7. Wednesday’s Child
Songs were a common accompaniment to a John Barry score of this era, sometimes to be used over credits and sometimes to create a commercial music tie-in with promotional airplay. This song version of the Quiller theme clearly takes its cue from Quiller’s lost romance with Inge, the school teacher met near the beginning of the film — and references the popular nursery rhyme, “Monday’s child is fair of face,” etc. It is heard in the film as source music when Quiller, exhausted after his escape from Oktober, arrives at a cheap hotel.
8. The Love Scene—The Old House
Later in the film — having escaped Oktober’s men and revealing the nothing he’s really discovered to Pol — Quiller romantically approaches Inge and they make love. A warm and romantic interpretation of the theme underpins the dialogue afterwards, in which Inge reveals that one of her father’s friends was once connected with Oktober’s group. On setting up a meeting, this friend is able to reveal the identity of someone who knows precisely where Oktober’s base is currently located — Inge’s headmistress! They drive to the old house together, all seemingly allied with Quiller’s mission. Quiller insists on entering the house alone and Barry’s cold, ghostly music for Oktober recurs before Quiller is taken by surprise by Oktober’s hoods.
9. Autobahn March
This invigorating military march does not appear in the film. It can only be assumed from the title that it was imagined for some autobahn scene and, once again, seems to serve as a mid-side interlude in the program.
10. He Knows The Way Out
During Quiller’s return visit to Oktober’s house, he is once again captured and Inge is brought in, seemingly also captive. This is where Oktober offers Quiller the ultimatum of revealing his Berlin base in order to spare his and Inge’s lives.

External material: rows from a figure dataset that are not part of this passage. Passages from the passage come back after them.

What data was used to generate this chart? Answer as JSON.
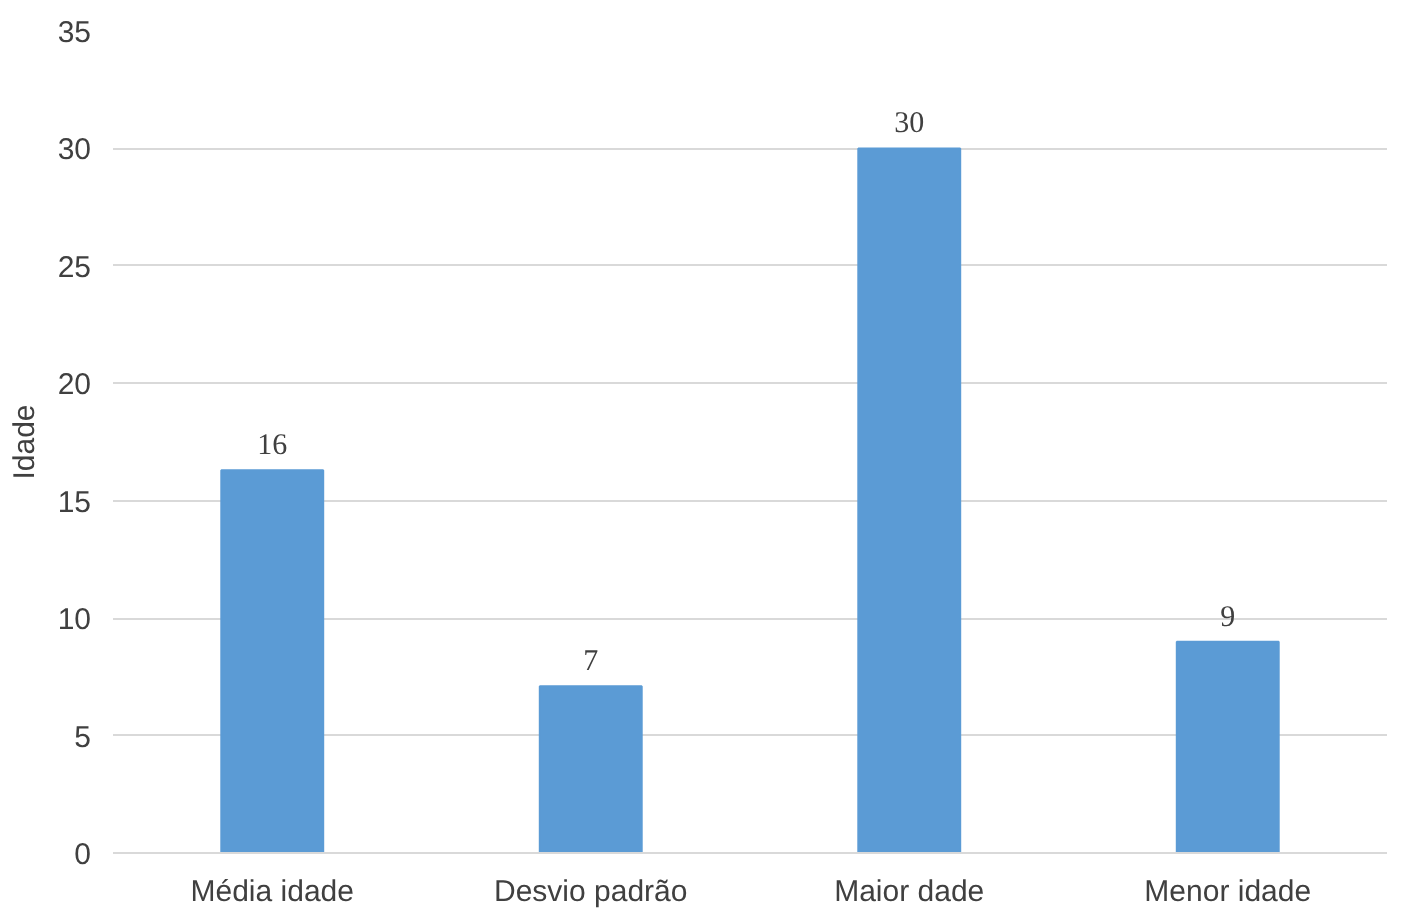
{
  "chart_data": {
    "type": "bar",
    "ylabel": "Idade",
    "categories": [
      "Média idade",
      "Desvio padrão",
      "Maior dade",
      "Menor idade"
    ],
    "values": [
      16.3,
      7.1,
      30,
      9
    ],
    "value_labels": [
      "16",
      "7",
      "30",
      "9"
    ],
    "color": "#5b9bd5",
    "ylim": [
      0,
      35
    ],
    "yticks": [
      0,
      5,
      10,
      15,
      20,
      25,
      30,
      35
    ],
    "grid": "y"
  }
}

This opening of the cue imbues an expectant ‘prelude-to-something’, leading to a more open rendition of the theme as Quiller finds himself in the same street we saw in the film’s opening credits — the one where Jones died.
11. Night Walk In Berlin
Followed and obstructed from making any use of public telephones, Quiller notices a metro train in the near distance. He makes a well-timed dash for it (cue the chase and fight theme), then feigns a boarding, which causes Oktober’s men to chase the train in their car. Quiller exits the station only to find his ruse was unsuccessful, since he is still being followed. A slower, more resigned version of the ‘followed’ theme cues in. The theme perks up and doubles up with that variation of the Quiller theme (the same as in ‘Quiller Caught’) as Quiller is tailed through the dawn back to his cheap hotel.
12. Quiller and the Bomb
With seeming laxness on the part of Oktober’s men, Quiller is able to sneak his way to his car, parked in the hotel garage. On noticing wire, however, he checks and discovers a bomb. This cue, reminiscent of that excellent tension-builder ‘The Laser Beam’ from Goldfinger, accompanies Quiller’s tense quest to unlink the bomb. Barry adds layers on tension one at a time leading up an explosion of Quiller’s design, which convinces Quiller’s captors he has been killed.

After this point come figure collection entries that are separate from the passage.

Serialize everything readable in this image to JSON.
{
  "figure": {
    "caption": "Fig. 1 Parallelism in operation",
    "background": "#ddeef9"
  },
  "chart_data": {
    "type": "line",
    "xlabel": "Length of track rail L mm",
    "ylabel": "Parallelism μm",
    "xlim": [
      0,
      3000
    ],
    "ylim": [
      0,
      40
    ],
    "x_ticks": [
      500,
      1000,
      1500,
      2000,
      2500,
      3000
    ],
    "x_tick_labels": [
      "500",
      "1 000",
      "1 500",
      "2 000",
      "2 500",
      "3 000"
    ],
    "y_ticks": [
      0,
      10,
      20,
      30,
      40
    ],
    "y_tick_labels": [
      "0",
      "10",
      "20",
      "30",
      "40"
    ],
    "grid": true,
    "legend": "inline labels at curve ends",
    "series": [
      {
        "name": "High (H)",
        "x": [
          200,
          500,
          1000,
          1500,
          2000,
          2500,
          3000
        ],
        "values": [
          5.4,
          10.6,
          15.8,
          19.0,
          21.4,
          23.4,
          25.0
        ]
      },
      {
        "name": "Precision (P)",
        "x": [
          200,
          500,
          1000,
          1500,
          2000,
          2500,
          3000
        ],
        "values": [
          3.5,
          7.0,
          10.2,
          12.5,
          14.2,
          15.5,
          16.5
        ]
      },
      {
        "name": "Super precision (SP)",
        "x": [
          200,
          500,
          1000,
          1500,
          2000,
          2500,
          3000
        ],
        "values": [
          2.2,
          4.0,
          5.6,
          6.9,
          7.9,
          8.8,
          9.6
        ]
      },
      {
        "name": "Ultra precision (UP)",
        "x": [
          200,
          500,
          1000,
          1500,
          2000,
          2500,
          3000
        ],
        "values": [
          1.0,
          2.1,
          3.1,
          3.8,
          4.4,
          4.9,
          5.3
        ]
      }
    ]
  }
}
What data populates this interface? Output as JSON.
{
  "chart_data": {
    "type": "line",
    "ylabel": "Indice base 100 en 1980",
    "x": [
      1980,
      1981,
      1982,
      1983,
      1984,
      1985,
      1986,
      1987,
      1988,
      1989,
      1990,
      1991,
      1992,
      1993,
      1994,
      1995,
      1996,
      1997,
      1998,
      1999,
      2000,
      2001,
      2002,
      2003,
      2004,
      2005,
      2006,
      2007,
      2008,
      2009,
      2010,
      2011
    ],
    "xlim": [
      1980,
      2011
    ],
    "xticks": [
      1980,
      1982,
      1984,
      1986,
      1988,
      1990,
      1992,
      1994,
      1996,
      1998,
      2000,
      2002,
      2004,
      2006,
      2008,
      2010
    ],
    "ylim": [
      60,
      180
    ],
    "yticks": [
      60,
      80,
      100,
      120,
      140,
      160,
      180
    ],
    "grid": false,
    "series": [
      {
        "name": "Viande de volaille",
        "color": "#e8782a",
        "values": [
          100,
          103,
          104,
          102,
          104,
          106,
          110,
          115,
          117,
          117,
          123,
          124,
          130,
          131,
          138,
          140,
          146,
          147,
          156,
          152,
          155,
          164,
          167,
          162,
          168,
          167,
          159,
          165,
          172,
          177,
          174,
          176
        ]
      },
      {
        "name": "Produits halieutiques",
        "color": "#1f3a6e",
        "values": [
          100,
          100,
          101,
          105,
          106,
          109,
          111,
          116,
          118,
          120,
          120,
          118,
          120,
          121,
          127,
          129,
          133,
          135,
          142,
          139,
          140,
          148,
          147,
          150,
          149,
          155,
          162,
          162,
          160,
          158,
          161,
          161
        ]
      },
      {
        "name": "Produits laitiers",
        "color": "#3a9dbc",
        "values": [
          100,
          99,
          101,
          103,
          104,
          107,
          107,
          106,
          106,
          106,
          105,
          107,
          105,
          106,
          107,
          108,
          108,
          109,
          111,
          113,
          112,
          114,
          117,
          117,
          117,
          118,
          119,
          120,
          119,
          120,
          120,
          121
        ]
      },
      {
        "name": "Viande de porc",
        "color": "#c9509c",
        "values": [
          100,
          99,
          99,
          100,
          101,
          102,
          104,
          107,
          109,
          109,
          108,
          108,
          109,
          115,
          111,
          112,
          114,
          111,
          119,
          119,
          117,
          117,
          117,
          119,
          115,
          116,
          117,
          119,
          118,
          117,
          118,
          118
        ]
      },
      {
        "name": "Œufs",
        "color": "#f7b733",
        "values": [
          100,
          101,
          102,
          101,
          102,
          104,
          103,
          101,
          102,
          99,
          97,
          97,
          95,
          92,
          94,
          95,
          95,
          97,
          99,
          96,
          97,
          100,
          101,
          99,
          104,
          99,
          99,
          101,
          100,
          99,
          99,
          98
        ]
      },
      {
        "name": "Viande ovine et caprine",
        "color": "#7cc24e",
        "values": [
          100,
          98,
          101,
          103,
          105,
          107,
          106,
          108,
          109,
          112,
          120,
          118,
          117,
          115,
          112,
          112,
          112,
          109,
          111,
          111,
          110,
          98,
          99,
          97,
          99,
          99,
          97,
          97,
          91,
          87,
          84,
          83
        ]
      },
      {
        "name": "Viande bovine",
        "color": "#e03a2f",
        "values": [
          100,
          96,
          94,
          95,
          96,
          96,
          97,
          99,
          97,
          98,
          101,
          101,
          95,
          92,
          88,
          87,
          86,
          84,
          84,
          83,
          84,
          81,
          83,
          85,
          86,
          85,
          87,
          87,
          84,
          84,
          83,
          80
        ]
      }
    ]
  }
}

13. Have You Heard Of A Man Called Jones? — End Title
With Oktober’s gang rounded up, Quiller returns to Inge’s school. There are clearly embers of love between them, but was she the innocent outsider who fell in love with Quiller? Or was she the black widow meant to lead him to his death? Could she even have been a bit of both? Barry’s mournful epilogue begins as Quiller wraps up his brief exchange of words, the music building as he leaves — doubts and suspicions left unanswered — into one last full expression of the theme as the credits roll.